Take Yamana Gold (NYSE:AUY) as a good example. Since nearly touching $6 per share in mid-July 2016, shares of Yamana have shed 58% of their value. But take a closer look at its expected production and cost improvements over the next two to three years, and there's little reason to be pessimistic.
Next year, both the Cerro Moro and C1 Santa Luz mines should be coming online, with Cerro Moro expected to deliver an average of 150,000 ounces of gold and 7.2 million ounces of silver over its first three years, and C1 Santa Luz an average of 114,000 ounces of gold over its 10-year mine life. By 2019, the Suruca development in the Chapada mine should yield another 45,000 to 60,000 ounces of gold annually for about five years. The result is Yamana is expected to generate $0.27 in annual EPS by 2019 and $0.88 in cash flow per share, yet it's trading at a mere $2.51 per share. That's exceptionally cheap.
Silver Standard Resources (NASDAQ:SSRI), which is a holding of mine, has also positioned itself for long-term success. Its acquisition of Claude Resources last year brought the low-cost, high ore-grade Seabee mine into its production portfolio, which compliments its Nevada-based Marigold mine well.
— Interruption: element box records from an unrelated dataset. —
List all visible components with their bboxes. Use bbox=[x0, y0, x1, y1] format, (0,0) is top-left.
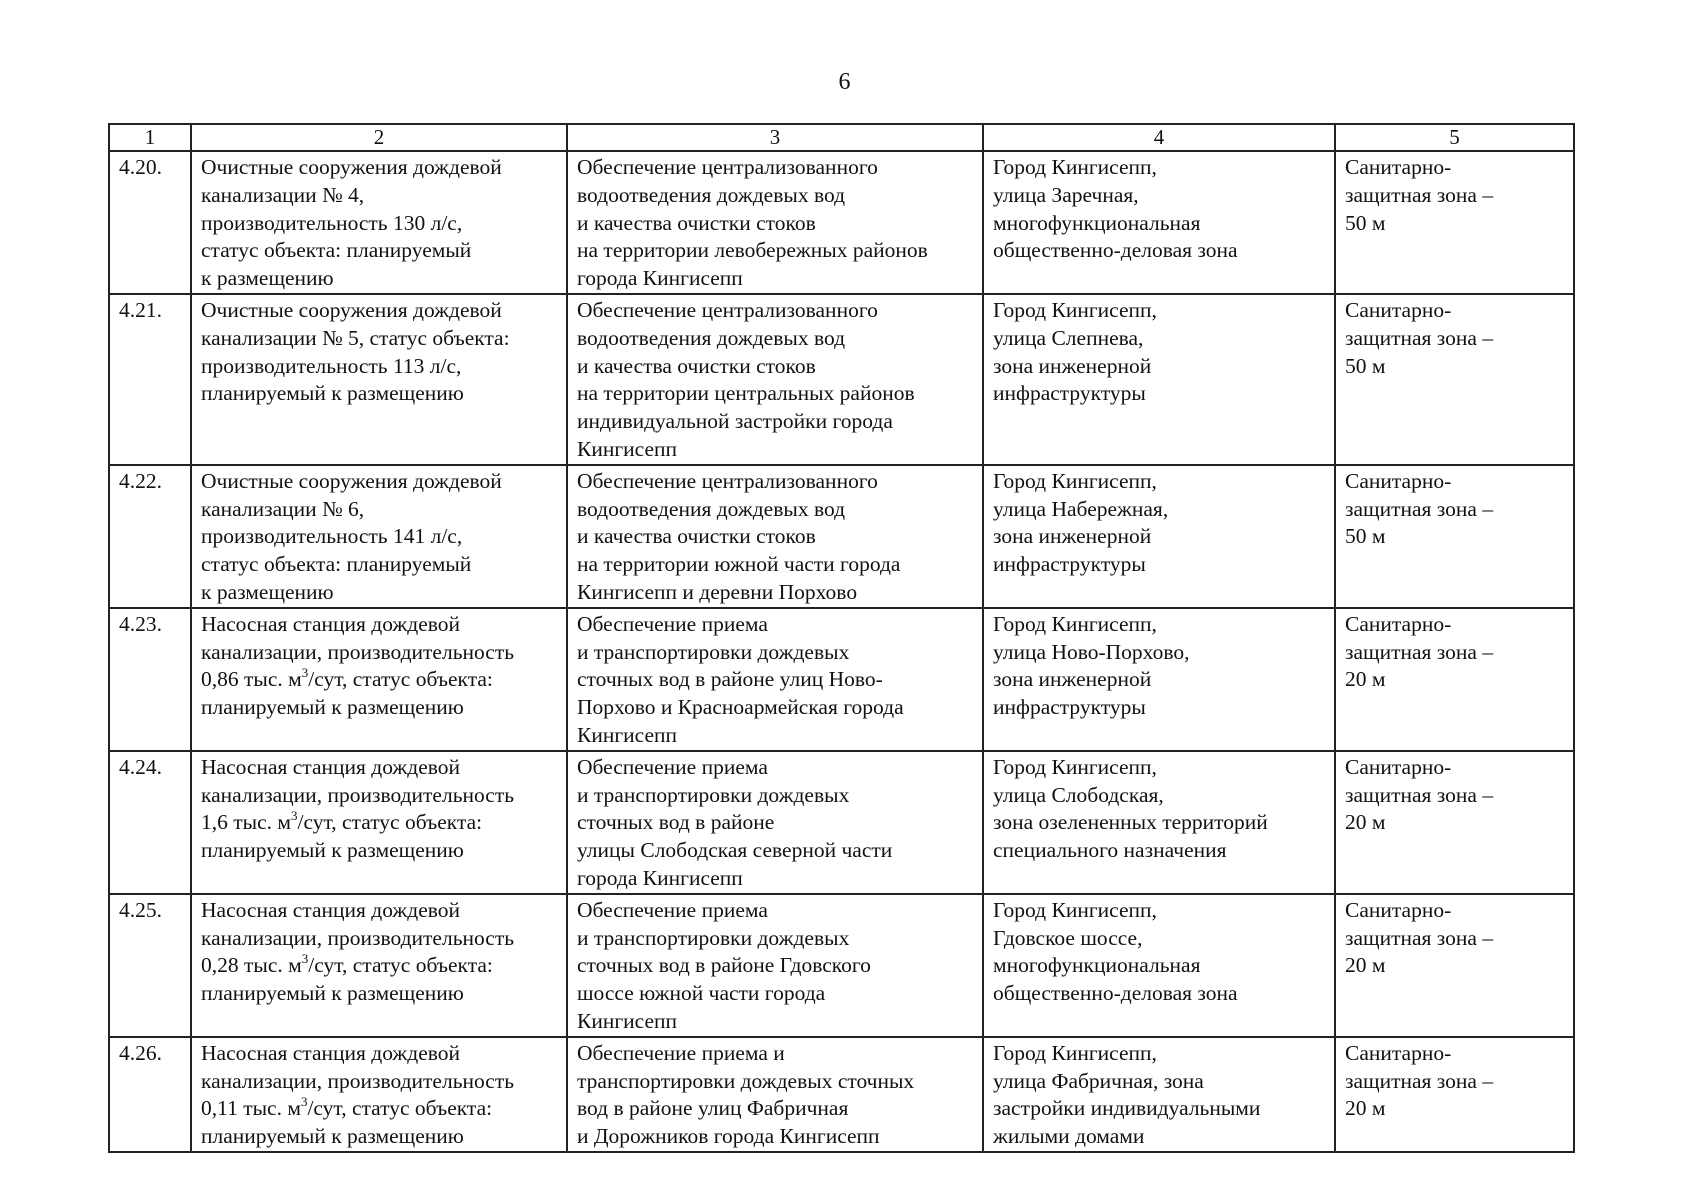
object-purpose: Обеспечение приема и транспортировки дождевых сточных вод в районе улиц Ново- Порхово и Красноармейская города Кингисепп bbox=[567, 608, 983, 751]
protection-zone: Санитарно- защитная зона – 50 м bbox=[1335, 151, 1574, 294]
object-name-text: Насосная станция дождевой канализации, производительность 1,6 тыс. м bbox=[201, 754, 515, 835]
superscript: 3 bbox=[291, 808, 298, 824]
row-number: 4.26. bbox=[109, 1037, 191, 1152]
object-name-text: Насосная станция дождевой канализации, производительность 0,28 тыс. м bbox=[201, 897, 515, 978]
object-name bbox=[191, 1037, 567, 1152]
objects-table bbox=[108, 123, 1575, 1153]
object-location: Город Кингисепп, улица Фабричная, зона застройки индивидуальными жилыми домами bbox=[983, 1037, 1335, 1152]
object-name: Очистные сооружения дождевой канализации № 6, производительность 141 л/с, статус объекта: планируемый к размещению bbox=[191, 465, 567, 608]
column-header-5: 5 bbox=[1335, 124, 1574, 151]
object-name: Очистные сооружения дождевой канализации № 5, статус объекта: производительность 113 л/с, планируемый к размещению bbox=[191, 294, 567, 465]
row-number: 4.25. bbox=[109, 894, 191, 1037]
superscript: 3 bbox=[301, 665, 309, 681]
superscript: 3 bbox=[301, 951, 309, 967]
object-location: Город Кингисепп, улица Набережная, зона инженерной инфраструктуры bbox=[983, 465, 1335, 608]
column-header-4: 4 bbox=[983, 124, 1335, 151]
object-name-text: /сут, статус объекта: планируемый к размещению bbox=[201, 667, 493, 720]
table-header-row bbox=[109, 124, 1574, 151]
object-name bbox=[191, 894, 567, 1037]
protection-zone: Санитарно- защитная зона – 20 м bbox=[1335, 894, 1574, 1037]
protection-zone: Санитарно- защитная зона – 20 м bbox=[1335, 751, 1574, 894]
column-header-1: 1 bbox=[109, 124, 191, 151]
superscript: 3 bbox=[300, 1094, 308, 1110]
object-location: Город Кингисепп, Гдовское шоссе, многофункциональная общественно-деловая зона bbox=[983, 894, 1335, 1037]
table-row bbox=[109, 151, 1574, 294]
object-name-text: /сут, статус объекта: планируемый к размещению bbox=[201, 810, 483, 863]
object-name bbox=[191, 608, 567, 751]
object-purpose: Обеспечение приема и транспортировки дождевых сточных вод в районе улиц Фабричная и Дорожников города Кингисепп bbox=[567, 1037, 983, 1152]
row-number: 4.23. bbox=[109, 608, 191, 751]
row-number: 4.22. bbox=[109, 465, 191, 608]
table-row bbox=[109, 751, 1574, 894]
object-name-text: /сут, статус объекта: планируемый к размещению bbox=[201, 953, 493, 1006]
object-purpose: Обеспечение приема и транспортировки дождевых сточных вод в районе улицы Слободская северной части города Кингисепп bbox=[567, 751, 983, 894]
object-name-text: Насосная станция дождевой канализации, производительность 0,11 тыс. м bbox=[201, 1040, 515, 1121]
row-number: 4.20. bbox=[109, 151, 191, 294]
row-number: 4.24. bbox=[109, 751, 191, 894]
object-purpose: Обеспечение централизованного водоотведения дождевых вод и качества очистки стоков на территории центральных районов индивидуальной застройки города Кингисепп bbox=[567, 294, 983, 465]
page-number: 6 bbox=[838, 69, 851, 95]
object-name-text: /сут, статус объекта: планируемый к размещению bbox=[201, 1096, 493, 1149]
object-name-text: Насосная станция дождевой канализации, производительность 0,86 тыс. м bbox=[201, 611, 515, 692]
column-header-2: 2 bbox=[191, 124, 567, 151]
table-row bbox=[109, 608, 1574, 751]
row-number: 4.21. bbox=[109, 294, 191, 465]
object-purpose: Обеспечение приема и транспортировки дождевых сточных вод в районе Гдовского шоссе южной части города Кингисепп bbox=[567, 894, 983, 1037]
table-row bbox=[109, 1037, 1574, 1152]
protection-zone: Санитарно- защитная зона – 20 м bbox=[1335, 608, 1574, 751]
object-location: Город Кингисепп, улица Слепнева, зона инженерной инфраструктуры bbox=[983, 294, 1335, 465]
protection-zone: Санитарно- защитная зона – 50 м bbox=[1335, 294, 1574, 465]
protection-zone: Санитарно- защитная зона – 20 м bbox=[1335, 1037, 1574, 1152]
table-row bbox=[109, 465, 1574, 608]
object-name bbox=[191, 751, 567, 894]
object-purpose: Обеспечение централизованного водоотведения дождевых вод и качества очистки стоков на территории южной части города Кингисепп и деревни Порхово bbox=[567, 465, 983, 608]
object-location: Город Кингисепп, улица Слободская, зона озелененных территорий специального назначения bbox=[983, 751, 1335, 894]
object-location: Город Кингисепп, улица Заречная, многофункциональная общественно-деловая зона bbox=[983, 151, 1335, 294]
table-row bbox=[109, 294, 1574, 465]
object-location: Город Кингисепп, улица Ново-Порхово, зона инженерной инфраструктуры bbox=[983, 608, 1335, 751]
column-header-3: 3 bbox=[567, 124, 983, 151]
table-row bbox=[109, 894, 1574, 1037]
object-purpose: Обеспечение централизованного водоотведения дождевых вод и качества очистки стоков на территории левобережных районов города Кингисепп bbox=[567, 151, 983, 294]
object-name: Очистные сооружения дождевой канализации № 4, производительность 130 л/с, статус объекта: планируемый к размещению bbox=[191, 151, 567, 294]
protection-zone: Санитарно- защитная зона – 50 м bbox=[1335, 465, 1574, 608]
More recently, it worked out a joint venture with Golden Arrow Resources for the development of the Chinchillas Project. With open-pit mining having wound down at Silver Standard's San Miguel mine, this joint venture will provide a new, steady source of silver, once commissioned in 2018, for the next decade. If smart investors wait a year while Silver Standard and Golden Arrow ready the mine for production, they'll be rewarded with a company that could produce $1.38 in cash flow per share (CFPS) by 2020. With Silver Standard Resources near $9 a share and down more than a third from its 2016 high, and most mining stocks valued near 10 times their CFPS, it would appear to be inexpensive at its current levels.
Chances are you can find some great gold and silver stock deals if you're -- excuse the pun -- willing to dig around a bit. My suggestion would be to mostly ignore today's Fed rate increase and focus on the longer-term positives offered by gold and silver stocks.